# Thank you Devinviolet.



## Carla D (Feb 27, 2019)

i wanted to express thanks to you for everything you have done and will continue to do in regards to the passing of a really great man in Latestarter. I also want to give you a huge hug of gratitude for staying true to your word as Latestarter had asked of you. You were in an overwhelmingly difficult position. I’m glad you had the strength to keep his secret as he wanted. I’m also very glad you have been able to step in and help his family as you have. He had a huge heart. And he shared it with some very special animals. I know onlygood things will come for them with you helping and SBC’s contract on Mel.
Thank you, thank you, thank you


----------



## LatestartersDaughter (Feb 27, 2019)

My brother and I cannot begin to express our thanks! We would be staring blankly at the herd not knowing what to do without Devonviolet's help. Now knowing that April has gone to a loving home is wonderful. We're going to miss the amazingly sweet Mel but getting him to the right home is so important.
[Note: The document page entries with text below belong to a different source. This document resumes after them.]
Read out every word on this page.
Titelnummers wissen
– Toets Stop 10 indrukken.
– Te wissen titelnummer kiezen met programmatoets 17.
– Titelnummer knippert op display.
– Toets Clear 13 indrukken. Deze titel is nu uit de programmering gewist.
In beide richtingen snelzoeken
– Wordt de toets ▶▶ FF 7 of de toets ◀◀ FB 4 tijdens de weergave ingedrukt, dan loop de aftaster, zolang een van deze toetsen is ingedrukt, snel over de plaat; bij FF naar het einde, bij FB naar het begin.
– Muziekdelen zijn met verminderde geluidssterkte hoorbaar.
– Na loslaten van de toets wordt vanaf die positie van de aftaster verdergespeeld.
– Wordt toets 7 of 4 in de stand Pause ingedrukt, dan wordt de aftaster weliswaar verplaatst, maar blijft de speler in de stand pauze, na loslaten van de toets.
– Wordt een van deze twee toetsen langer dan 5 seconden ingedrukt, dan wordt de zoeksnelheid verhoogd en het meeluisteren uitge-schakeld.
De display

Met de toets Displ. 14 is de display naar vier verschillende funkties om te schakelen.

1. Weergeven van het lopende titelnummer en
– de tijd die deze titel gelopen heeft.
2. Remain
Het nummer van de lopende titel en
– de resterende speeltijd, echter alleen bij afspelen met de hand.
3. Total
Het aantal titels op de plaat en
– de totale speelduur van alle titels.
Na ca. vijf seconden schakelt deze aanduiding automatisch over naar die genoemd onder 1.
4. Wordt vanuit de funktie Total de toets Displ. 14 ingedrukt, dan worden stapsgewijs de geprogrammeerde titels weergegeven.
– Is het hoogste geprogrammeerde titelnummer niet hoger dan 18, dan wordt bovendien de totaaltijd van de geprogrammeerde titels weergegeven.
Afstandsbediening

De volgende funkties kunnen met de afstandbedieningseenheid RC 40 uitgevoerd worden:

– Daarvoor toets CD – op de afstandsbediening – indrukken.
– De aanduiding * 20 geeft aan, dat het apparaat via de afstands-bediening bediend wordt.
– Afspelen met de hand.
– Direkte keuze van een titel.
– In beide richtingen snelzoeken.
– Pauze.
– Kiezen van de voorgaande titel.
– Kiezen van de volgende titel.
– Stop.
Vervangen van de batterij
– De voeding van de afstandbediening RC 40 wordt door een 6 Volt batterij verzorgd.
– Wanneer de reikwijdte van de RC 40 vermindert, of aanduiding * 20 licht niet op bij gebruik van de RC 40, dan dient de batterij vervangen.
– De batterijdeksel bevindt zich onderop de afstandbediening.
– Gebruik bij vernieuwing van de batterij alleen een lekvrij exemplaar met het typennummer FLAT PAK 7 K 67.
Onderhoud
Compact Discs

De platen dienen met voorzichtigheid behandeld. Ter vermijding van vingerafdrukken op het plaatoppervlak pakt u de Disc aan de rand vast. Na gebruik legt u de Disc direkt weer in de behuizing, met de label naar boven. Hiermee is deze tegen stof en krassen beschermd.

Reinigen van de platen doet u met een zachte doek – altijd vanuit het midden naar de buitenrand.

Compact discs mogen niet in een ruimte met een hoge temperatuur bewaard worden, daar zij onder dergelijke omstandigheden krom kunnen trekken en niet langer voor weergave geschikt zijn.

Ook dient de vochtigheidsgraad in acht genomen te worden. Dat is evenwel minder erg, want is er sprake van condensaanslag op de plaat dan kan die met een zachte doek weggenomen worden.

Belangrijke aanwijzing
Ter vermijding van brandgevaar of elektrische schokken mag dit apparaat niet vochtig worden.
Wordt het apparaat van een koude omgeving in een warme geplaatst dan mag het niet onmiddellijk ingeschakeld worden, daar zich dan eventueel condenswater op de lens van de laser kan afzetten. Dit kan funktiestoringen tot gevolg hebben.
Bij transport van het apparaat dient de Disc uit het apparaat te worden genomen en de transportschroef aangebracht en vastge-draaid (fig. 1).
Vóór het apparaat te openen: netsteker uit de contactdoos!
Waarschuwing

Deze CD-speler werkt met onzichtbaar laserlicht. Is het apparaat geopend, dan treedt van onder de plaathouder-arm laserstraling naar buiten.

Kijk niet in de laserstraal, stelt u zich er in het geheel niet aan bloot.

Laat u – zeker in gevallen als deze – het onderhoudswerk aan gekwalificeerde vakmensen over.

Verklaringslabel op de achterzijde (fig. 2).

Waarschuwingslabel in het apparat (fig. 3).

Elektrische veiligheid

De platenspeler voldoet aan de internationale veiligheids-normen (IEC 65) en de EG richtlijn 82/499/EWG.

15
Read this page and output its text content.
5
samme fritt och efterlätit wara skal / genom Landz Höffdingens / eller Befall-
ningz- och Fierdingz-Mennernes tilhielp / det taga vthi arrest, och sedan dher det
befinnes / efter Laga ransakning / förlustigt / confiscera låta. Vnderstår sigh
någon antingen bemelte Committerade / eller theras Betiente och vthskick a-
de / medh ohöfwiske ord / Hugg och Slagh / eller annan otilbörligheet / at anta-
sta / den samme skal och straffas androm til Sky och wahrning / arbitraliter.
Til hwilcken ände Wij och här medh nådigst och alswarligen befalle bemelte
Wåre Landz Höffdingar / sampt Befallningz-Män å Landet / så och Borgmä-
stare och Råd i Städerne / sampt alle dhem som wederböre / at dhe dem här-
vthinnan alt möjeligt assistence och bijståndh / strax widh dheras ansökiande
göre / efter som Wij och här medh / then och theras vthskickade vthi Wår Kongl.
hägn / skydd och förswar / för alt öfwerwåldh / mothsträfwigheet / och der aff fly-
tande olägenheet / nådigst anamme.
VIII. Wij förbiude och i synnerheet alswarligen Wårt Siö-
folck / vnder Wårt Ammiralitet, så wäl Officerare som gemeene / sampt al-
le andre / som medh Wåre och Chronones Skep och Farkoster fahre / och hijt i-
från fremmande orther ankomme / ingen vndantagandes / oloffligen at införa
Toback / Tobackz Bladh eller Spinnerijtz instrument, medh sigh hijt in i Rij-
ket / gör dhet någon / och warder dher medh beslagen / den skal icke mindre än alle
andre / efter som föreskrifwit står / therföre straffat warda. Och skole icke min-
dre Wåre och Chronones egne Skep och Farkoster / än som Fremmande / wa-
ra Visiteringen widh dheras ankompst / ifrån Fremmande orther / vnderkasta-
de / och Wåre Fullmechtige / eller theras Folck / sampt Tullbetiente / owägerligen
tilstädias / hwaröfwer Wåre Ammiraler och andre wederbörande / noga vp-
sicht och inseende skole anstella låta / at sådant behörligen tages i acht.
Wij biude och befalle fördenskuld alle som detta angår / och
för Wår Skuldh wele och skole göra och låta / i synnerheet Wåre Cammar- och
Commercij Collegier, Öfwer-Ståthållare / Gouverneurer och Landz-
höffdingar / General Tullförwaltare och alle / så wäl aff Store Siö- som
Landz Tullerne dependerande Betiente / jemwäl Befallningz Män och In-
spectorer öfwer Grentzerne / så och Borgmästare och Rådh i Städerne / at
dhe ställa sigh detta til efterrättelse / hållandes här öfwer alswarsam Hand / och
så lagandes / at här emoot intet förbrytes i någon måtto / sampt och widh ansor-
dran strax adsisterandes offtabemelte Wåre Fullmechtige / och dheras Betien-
Thank you so much for your help!


----------



## Baymule (Feb 27, 2019)

@Carla D you are right, it was VERY hard for @Devonviolet to not tell everyone that Joe was ill. She was torn between her loyalty to Joe and her many friends here. She honored his wishes 100%. It would be extremely difficult to find a truer friend that Devonviolet.


----------



## Devonviolet (Feb 27, 2019)

Awww, you are all so sweet.  However, I just don’t think I am doing anything all that special.  I’m just doing what I think any one of y’all would do, given the same circumstances.  

I was blessed to be the one living closest to Joe, giving me the ability to see him more and get to know him better.  I suspect anyone of us, here on BYH, given the same circumstances would have done the same.

Be that as it may, thank you for your kind words.


----------